Thierry Laurent, Le roman français au croisement de l’engagement et du désengagement (xxe-xxie siècles)

Elena Quaglia
p. 365-366
Notizia bibliografica:

Thierry Laurent, Le roman français au croisement de l’engagement et du désengagement (xxe-xxie siècles), Paris, L’Harmattan, 2015, 239 pp.

Testo integrale

1L’essai de Thierry Laurent sur l’engagement dans le roman français au xxe et xxie siècles est l’un des derniers ouvrages consacrés à ce sujet qui intéresse beaucoup la critique contemporaine, à en croire à l’état de l’art dressé par l’auteur au tout début de son ouvrage. Dans ce courant d’analyses, le livre de Thierry Laurent se situe de façon particulière. Il en recueille les suggestions, en empruntant par exemple, en tant que dispositif méthodologique, le concept de «régimes d’historicité» de François Hartog (cf. p. 18), mais en refusant toute notion d’engagement trop circonscrite. Ainsi, dans sa terminologie critique, «un adjectif sera généralement accolé au mot “engagement”, comme “politique”, “philosophique”, “moral”, “religieux”, “esthétique”» (p. 20).
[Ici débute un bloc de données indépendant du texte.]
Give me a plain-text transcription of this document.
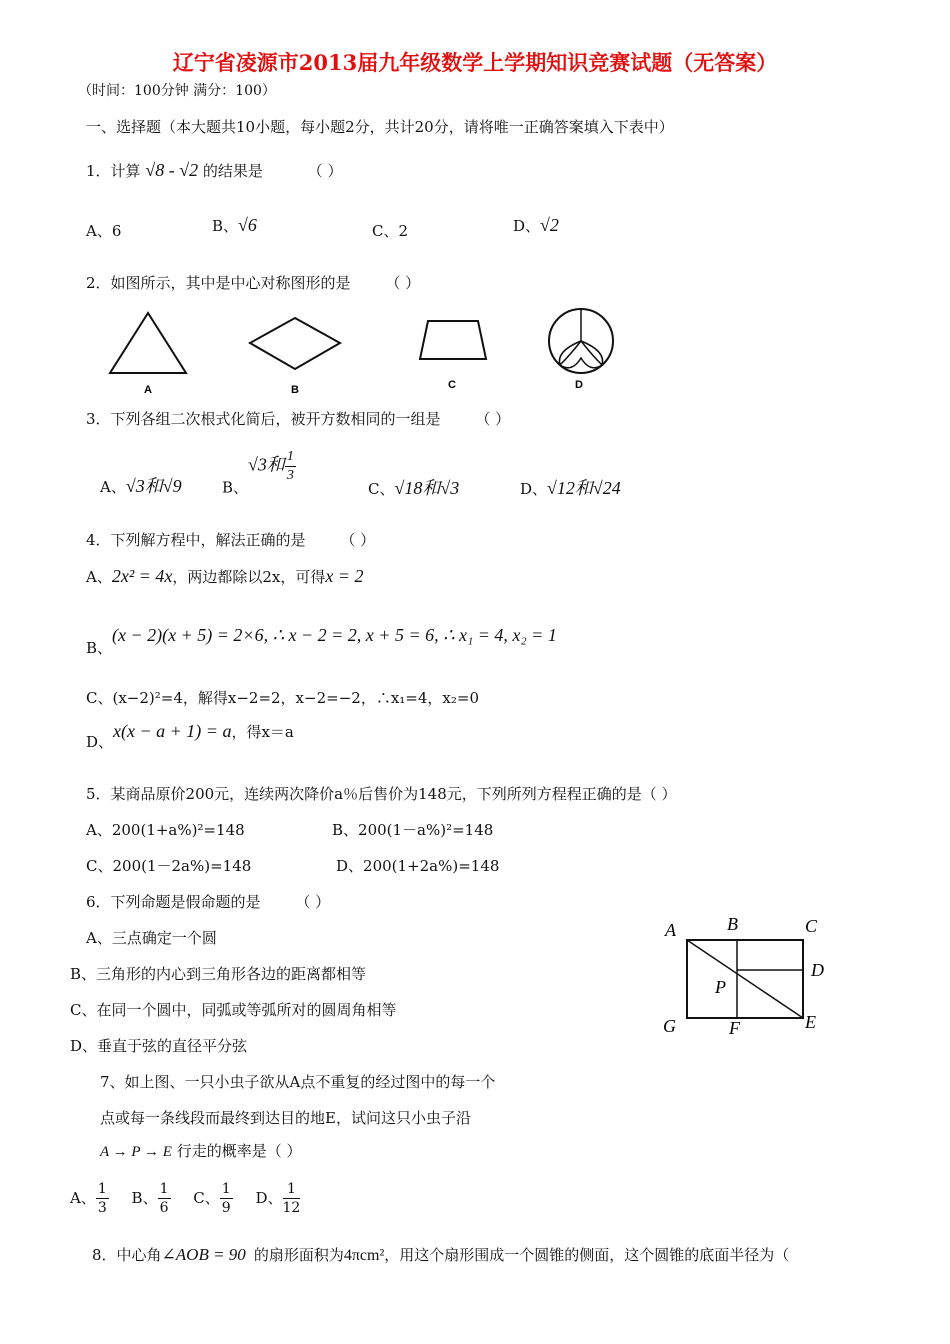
辽宁省凌源市2013届九年级数学上学期知识竞赛试题（无答案）
（时间：100分钟 满分：100）
一、选择题（本大题共10小题，每小题2分，共计20分，请将唯一正确答案填入下表中）
1．计算 √8 - √2 的结果是	（ ）
A、6	B、√6	C、2	D、√2
2．如图所示，其中是中心对称图形的是 （ ）
A	B	C	D
3．下列各组二次根式化简后，被开方数相同的一组是 （ ）
A、√3和√9	B、√3和 $\frac{1}{3}$
C、√18和√3	D、√12和√24
4．下列解方程中，解法正确的是 （ ）
A、2x² = 4x，两边都除以2x，可得x = 2
B、(x − 2)(x + 5) = 2×6, ∴ x − 2 = 2, x + 5 = 6, ∴ x₁ = 4, x₂ = 1
C、(x−2)²=4，解得x−2=2，x−2=−2，∴x₁=4，x₂=0
D、x(x − a + 1) = a，得x＝a
5．某商品原价200元，连续两次降价a％后售价为148元，下列所列方程程正确的是（ ）
A、200(1+a%)²=148	B、200(1－a%)²=148
C、200(1－2a%)=148	D、200(1+2a%)=148
6．下列命题是假命题的是 （ ）
A、三点确定一个圆
B、三角形的内心到三角形各边的距离都相等
C、在同一个圆中，同弧或等弧所对的圆周角相等
D、垂直于弦的直径平分弦
A	B	C
D
P
G	F	E
7、如上图、一只小虫子欲从A点不重复的经过图中的每一个
点或每一条线段而最终到达目的地E，试问这只小虫子沿
A → P → E 行走的概率是（ ）
A、 $\frac{1}{3}$ B、 $\frac{1}{6}$ C、 $\frac{1}{9}$ D、 $\frac{1}{12}$
8．中心角∠AOB = 90 的扇形面积为4πcm²，用这个扇形围成一个圆锥的侧面，这个圆锥的底面半径为（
De plus, l’auteur revendique un choix de corpus fondé sur un critère purement subjectif: «j’ai réglé ma démarche d’analyse sur la simple expérience de lecture critique d’un ensemble de textes sélectionnés “très subjectivement”» (p. 21).

2Avant de se consacrer à l’analyse des textes de son corpus d’auteurs, Laurent dresse un cadre historico-littéraire de la fortune de la notion d’engagement, à partir de la fin du xixe siècle jusqu’à nos jours. L’Affaire Dreyfus est l’événement fondateur en ce qui concerne la posture de l’intellectuel engagé et, à l’opposé, celle de l’écrivain qui veut préserver son indépendance au nom du concept toujours en vogue de l’art pour l’art. Cependant, la Première Guerre Mondiale contribue à changer la situation du champ littéraire, le politisant ultérieurement, même si la fracture entre les auteurs qui s’expriment sur la scène publique et ceux qui restent en retrait des préoccupations politico-sociales demeure ouverte. La naissance du concept de littérature engagée date du deuxième après-guerre, autour de Sartre et des Temps modernes, non sans quelques ambiguïtés concernant les positionnements du philosophe avant et pendant le conflit. Les courants formalistes cependant se superposent aux discours engagés et ce n’est que dans les années 1980 que la littérature redevient transitive. Cependant, il ne s’agit pas d’un retour au passé: selon Laurent, il vaudrait mieux «parler de la notion d’“engagement littéraire”, qui ne recouvre pas celle de “littérature engagée”, très ou trop connotée historiquement et sémantiquement» (p. 70). Son entreprise critique serait donc de voir comment certains auteurs s’approprient cette notion et en déclinent les possibilités au niveau littéraire.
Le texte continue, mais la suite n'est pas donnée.